原爆罹災者である重松・シゲ子夫婦と、「黒い雨」にうたれたその姪。作中に挿入される重松の手記を中心に、物語は展開する。手記は「あの」8月6日から、8月15日を最後に幕を閉じるのだが、原爆投下直後の描写は凄惨の一言に尽きる。
私は、広島出身でも無ければ、「戦争を知らずに僕らは育った」という歌詞で有名なフォークソング『戦争を知らない子供たち』すら知らずに育った世代の人間だ。

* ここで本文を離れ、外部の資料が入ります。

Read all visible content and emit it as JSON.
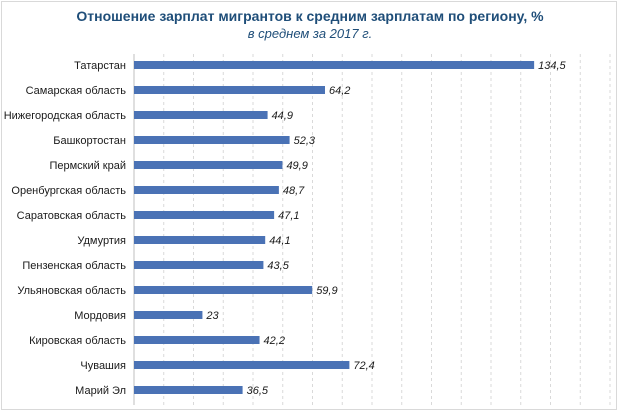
{
  "chart_data": {
    "type": "bar",
    "orientation": "horizontal",
    "title": "Отношение зарплат мигрантов к средним зарплатам по региону, %",
    "subtitle": "в среднем за 2017 г.",
    "categories": [
      "Татарстан",
      "Самарская область",
      "Нижегородская область",
      "Башкортостан",
      "Пермский край",
      "Оренбургская область",
      "Саратовская область",
      "Удмуртия",
      "Пензенская область",
      "Ульяновская область",
      "Мордовия",
      "Кировская область",
      "Чувашия",
      "Марий Эл"
    ],
    "values": [
      134.5,
      64.2,
      44.9,
      52.3,
      49.9,
      48.7,
      47.1,
      44.1,
      43.5,
      59.9,
      23,
      42.2,
      72.4,
      36.5
    ],
    "value_labels": [
      "134,5",
      "64,2",
      "44,9",
      "52,3",
      "49,9",
      "48,7",
      "47,1",
      "44,1",
      "43,5",
      "59,9",
      "23",
      "42,2",
      "72,4",
      "36,5"
    ],
    "xlim": [
      0,
      160
    ],
    "grid": "vertical-dashed",
    "bar_color": "#4a72b5",
    "legend": "none"
  }
}
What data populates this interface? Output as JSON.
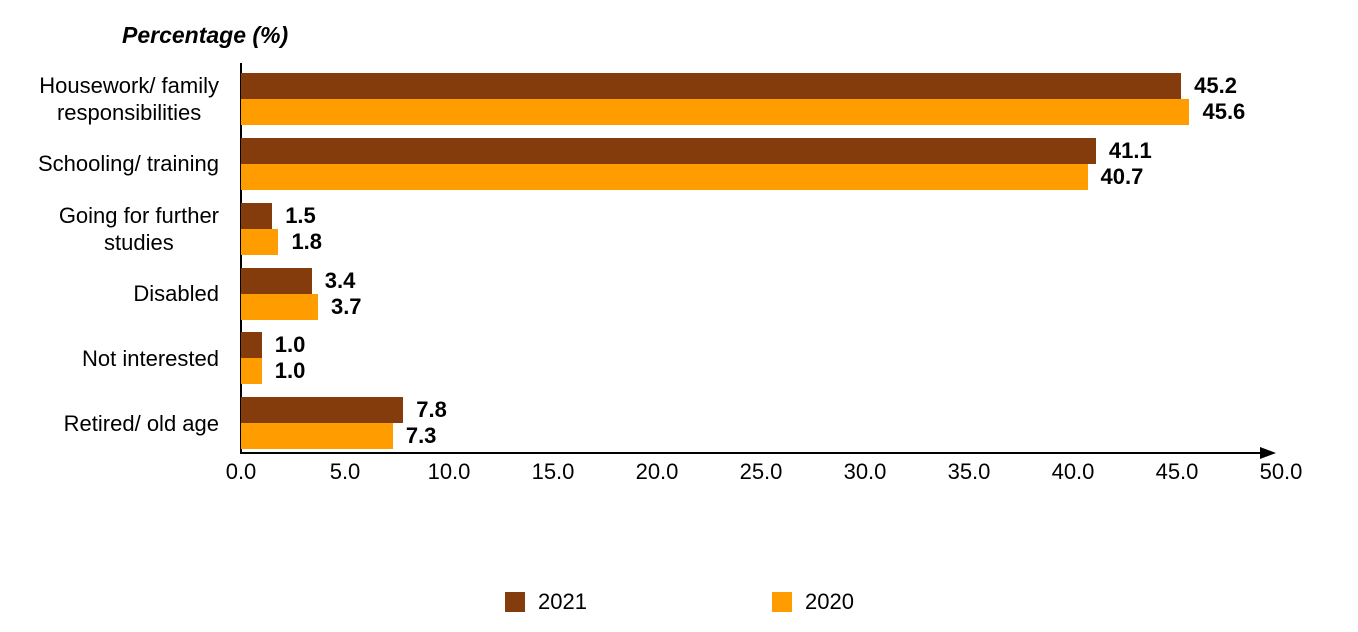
{
  "chart_data": {
    "type": "bar",
    "orientation": "horizontal",
    "title": "Percentage (%)",
    "categories": [
      "Housework/ family\nresponsibilities",
      "Schooling/ training",
      "Going for further\nstudies",
      "Disabled",
      "Not interested",
      "Retired/ old age"
    ],
    "series": [
      {
        "name": "2021",
        "color": "#843C0C",
        "values": [
          45.2,
          41.1,
          1.5,
          3.4,
          1.0,
          7.8
        ]
      },
      {
        "name": "2020",
        "color": "#FF9D00",
        "values": [
          45.6,
          40.7,
          1.8,
          3.7,
          1.0,
          7.3
        ]
      }
    ],
    "xlim": [
      0,
      50
    ],
    "x_tick_step": 5,
    "x_ticks": [
      "0.0",
      "5.0",
      "10.0",
      "15.0",
      "20.0",
      "25.0",
      "30.0",
      "35.0",
      "40.0",
      "45.0",
      "50.0"
    ],
    "value_label_decimals": 1,
    "grid": false,
    "legend_position": "bottom",
    "axis_color": "#000000",
    "text_color": "#000000"
  },
  "legend": {
    "items": [
      {
        "label": "2021",
        "color": "#843C0C"
      },
      {
        "label": "2020",
        "color": "#FF9D00"
      }
    ]
  }
}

原爆に触れたのは、小学校の時分に漫画の『はだしのゲン』を読んだり、修学旅行で平和記念資料館に行って嘔吐したのが主な経験であるに過ぎない。そんな私にも「ただの文章」でもって迫ってくるのは、井伏鱒二という作家の力であり、その力量にはただ脱帽するばかりだ。

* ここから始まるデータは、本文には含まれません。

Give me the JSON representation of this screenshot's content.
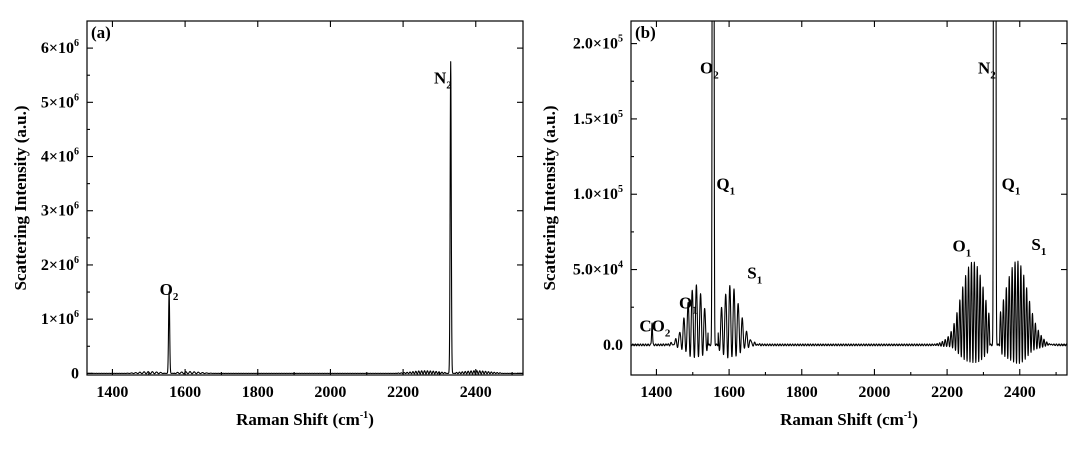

原爆をテーマとした文学作品は多々あり「原爆文学」というジャンルすら確立しているが、本書は単に原爆をテーマとした作品であることに止まらない。本作品には、「いかにも悪者」と言った風情のステロタイプな旧日本軍人は登場しない。主人公が「いかにも」な反米、戦争反対のメッセージを叫んだりもしない。よく描写されているのは庶民の生活であり、つまるところ「人間」である。本書は安っぽい反戦プロパガンダのダシではない。
だからこそ、本書は「ただの」原爆文学に止まらない名作として読み継がれ、そして読み継がれて行くのだろう。人間の本質に迫る一級の文学作品として味わって欲しい。